Il a aussi pris au mot M. Sobianine, qui s'était dit prêt à le rencontrer.

«Nous sommes prêts à engager de telles négociations dans les plus brefs délais», a écrit l'opposant, dont le pointage est considéré comme un succès par la plupart des experts et des médias.

Interrogé par l'AFP, Dmitri Orechkine, un politologue qui a participé à la coordination d'observateurs indépendants, a estimé que des fraudes étaient plausibles.

«Sobianine a obtenu aux alentours de 50 % et un point de pourcentage de plus ou de moins avait pour lui une importance vitale. Pour l'obtenir, il y a pu y avoir des fraudes lors du vote à domicile, dans les casernes et dans certains bureaux de vote».

La commission électorale a déclaré qu'il n'y avait pas eu de plaintes pour violation de la loi électorale à Moscou.

Un responsable de l'ONG de contrôle électoral Golos, Grigori Melkoniants, a confirmé qu'il n'y avait pas eu de fraudes à «grande échelle», mais a souligné que la marge obtenue par M. Sobianine pour éviter un second tour correspondait à seulement 32 000 suffrages.

Condamné en juillet à cinq ans de détention pour des accusations de malversations qu'il dit fabriquées de toutes pièces, Alexeï Navalny avait été emprisonné puis libéré contre toute attente par la justice jusqu'à l'examen en appel.

Nombre d'observateurs ont estimé que cette décision, qui lui a permis de participer à l'élection, n'avait pas pu être prise sans l'aval du Kremlin, désireux de rendre une légitimité au scrutin après les grandes protestations de l'hiver 2011-2012.

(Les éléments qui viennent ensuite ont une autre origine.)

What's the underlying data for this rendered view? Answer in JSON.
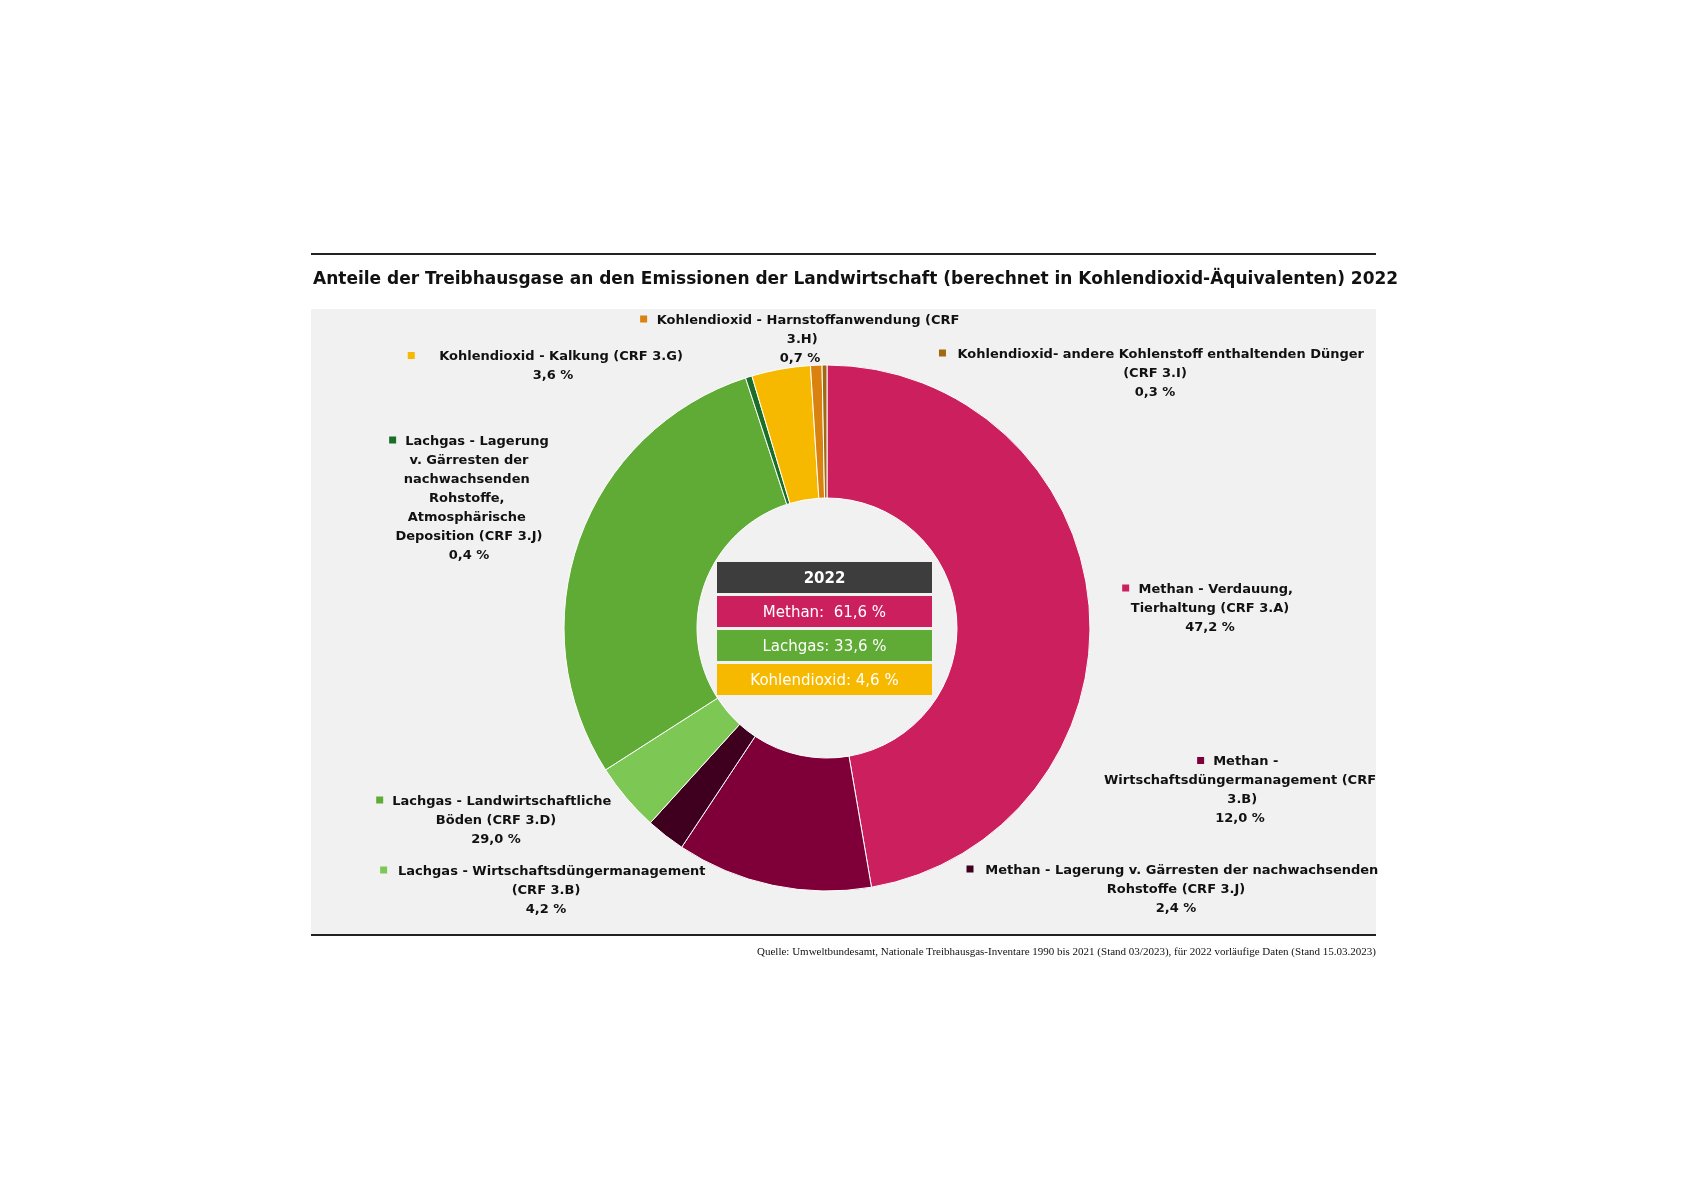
{
  "chart_data": {
    "type": "donut",
    "title": "Anteile der Treibhausgase an den Emissionen der Landwirtschaft (berechnet in Kohlendioxid-Äquivalenten) 2022",
    "categories": [
      "Methan - Verdauung, Tierhaltung (CRF 3.A)",
      "Methan - Wirtschaftsdüngermanagement (CRF 3.B)",
      "Methan - Lagerung v. Gärresten der nachwachsenden Rohstoffe (CRF 3.J)",
      "Lachgas - Wirtschaftsdüngermanagement (CRF 3.B)",
      "Lachgas - Landwirtschaftliche Böden (CRF 3.D)",
      "Lachgas - Lagerung v. Gärresten der nachwachsenden Rohstoffe, Atmosphärische Deposition (CRF 3.J)",
      "Kohlendioxid - Kalkung (CRF 3.G)",
      "Kohlendioxid - Harnstoffanwendung (CRF 3.H)",
      "Kohlendioxid- andere Kohlenstoff enthaltenden Dünger (CRF 3.I)"
    ],
    "values": [
      47.2,
      12.0,
      2.4,
      4.2,
      29.0,
      0.4,
      3.6,
      0.7,
      0.3
    ],
    "value_labels": [
      "47,2 %",
      "12,0 %",
      "2,4 %",
      "4,2 %",
      "29,0 %",
      "0,4 %",
      "3,6 %",
      "0,7 %",
      "0,3 %"
    ],
    "colors": [
      "#cc1f5e",
      "#7f0038",
      "#3f0020",
      "#7dc854",
      "#5fab35",
      "#1a6e28",
      "#f7b900",
      "#d9820f",
      "#a06a10"
    ],
    "legend": "right",
    "annotations": [
      "2022",
      "Methan:  61,6 %",
      "Lachgas: 33,6 %",
      "Kohlendioxid: 4,6 %",
      "Quelle: Umweltbundesamt, Nationale Treibhausgas-Inventare 1990 bis 2021 (Stand 03/2023), für 2022 vorläufige Daten (Stand 15.03.2023)"
    ]
  }
}
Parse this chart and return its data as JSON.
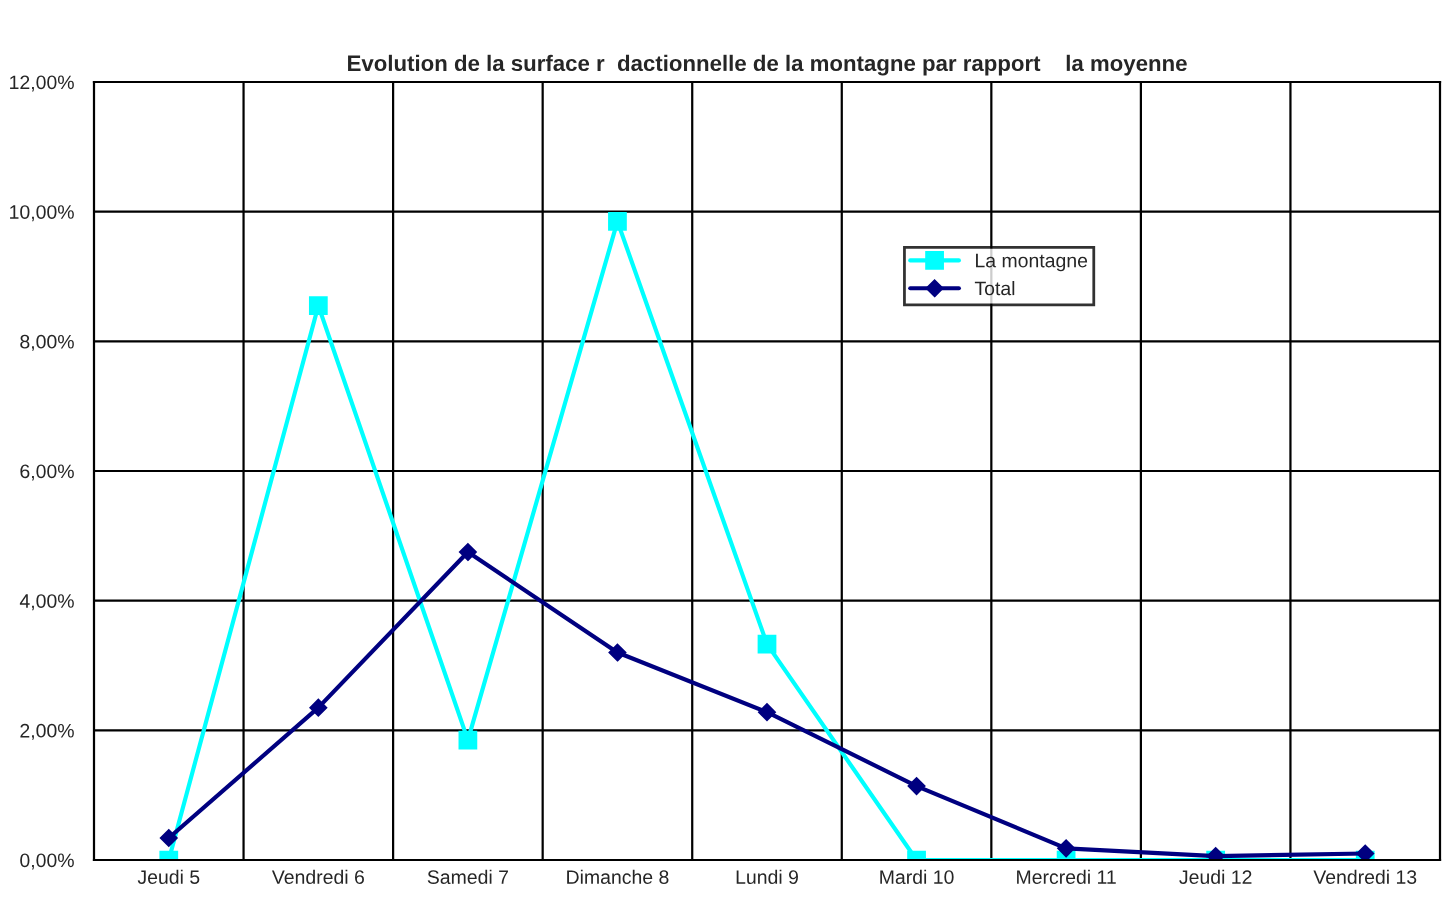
{
  "chart_data": {
    "type": "line",
    "title": "Evolution de la surface r  dactionnelle de la montagne par rapport    la moyenne",
    "categories": [
      "Jeudi 5",
      "Vendredi 6",
      "Samedi 7",
      "Dimanche 8",
      "Lundi 9",
      "Mardi 10",
      "Mercredi 11",
      "Jeudi 12",
      "Vendredi 13"
    ],
    "series": [
      {
        "name": "La montagne",
        "color": "#00ffff",
        "marker": "square",
        "values": [
          0,
          8.55,
          1.85,
          9.85,
          3.33,
          0,
          0,
          0,
          0
        ]
      },
      {
        "name": "Total",
        "color": "#000080",
        "marker": "diamond",
        "values": [
          0.34,
          2.35,
          4.75,
          3.2,
          2.28,
          1.14,
          0.18,
          0.06,
          0.1
        ]
      }
    ],
    "ylim": [
      0,
      12
    ],
    "yticks": [
      {
        "value": 0,
        "label": "0,00%"
      },
      {
        "value": 2,
        "label": "2,00%"
      },
      {
        "value": 4,
        "label": "4,00%"
      },
      {
        "value": 6,
        "label": "6,00%"
      },
      {
        "value": 8,
        "label": "8,00%"
      },
      {
        "value": 10,
        "label": "10,00%"
      },
      {
        "value": 12,
        "label": "12,00%"
      }
    ],
    "grid": true,
    "legend": "top right",
    "line_style": "solid"
  }
}
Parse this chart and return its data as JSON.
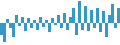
{
  "values": [
    -18,
    -28,
    5,
    -8,
    -20,
    10,
    -5,
    8,
    -12,
    6,
    -8,
    4,
    -10,
    8,
    -6,
    4,
    -14,
    6,
    -4,
    10,
    -8,
    14,
    -10,
    8,
    20,
    -18,
    30,
    -10,
    24,
    -12,
    18,
    -8,
    20,
    -14,
    16,
    -20,
    10,
    26,
    -8,
    20
  ],
  "bar_color": "#3399cc",
  "background_color": "#ffffff",
  "ylim": [
    -32,
    32
  ]
}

Maria Lipman, de l'antenne russe du Centre Carnegie, relève que le pointage d'Alexeï Navalny l'a de facto fait passer «du statut de militant à celui d'homme politique».

Ce pointage pourrait aussi influer sur l'examen en appel de sa condamnation.

«On ne peut plus mettre en prison un tel homme politique», a estimé le politologue Igor Bounine dans le quotidien Vedomosti.

«Change la Russie, commence par Moscou», disait le slogan d'Alexeï Navalny dans la campagne, et la plupart de ses électeurs rencontrés dans des bureaux de vote dimanche disaient avoir voulu envoyer un message à Vladimir Poutine.

Avocat, blogueur et pourfendeur de la corruption aux accents nationalistes, Alexeï Navalny avait pris la tête du mouvement de protestation à l'hiver 2011-2012.

Sa participation à l'élection à Moscou, même s'il n'a pas eu accès aux grands médias et a dû mener campagne dans la rue et sur l'internet, a changé la donne dans un paysage politique aseptisé et où l'opposition est marginalisée depuis dix ans.

Sergueï Sobianine, 55 ans, un gestionnaire efficace mais sans charisme, nommé par décret en 2010, avait convoqué une élection anticipée pour asseoir sa légitimité dans la mégalopole de 12 millions d'habitants.

D'autres élections locales avaient lieu un peu partout en Russie, comme celle d'Ekaterinbourg, important centre industriel de plus d'un million d'habitants dans l'Oural, où le candidat d'opposition Evgueni Roïzman, soutenu par le milliardaire Mikhaïl Prokhorov, l'a emporté contre le candidat soutenu par le pouvoir.

Photo: Reuters

Sergueï Sobianine lors d'un rallye de victoire dimanche soir à Moscou.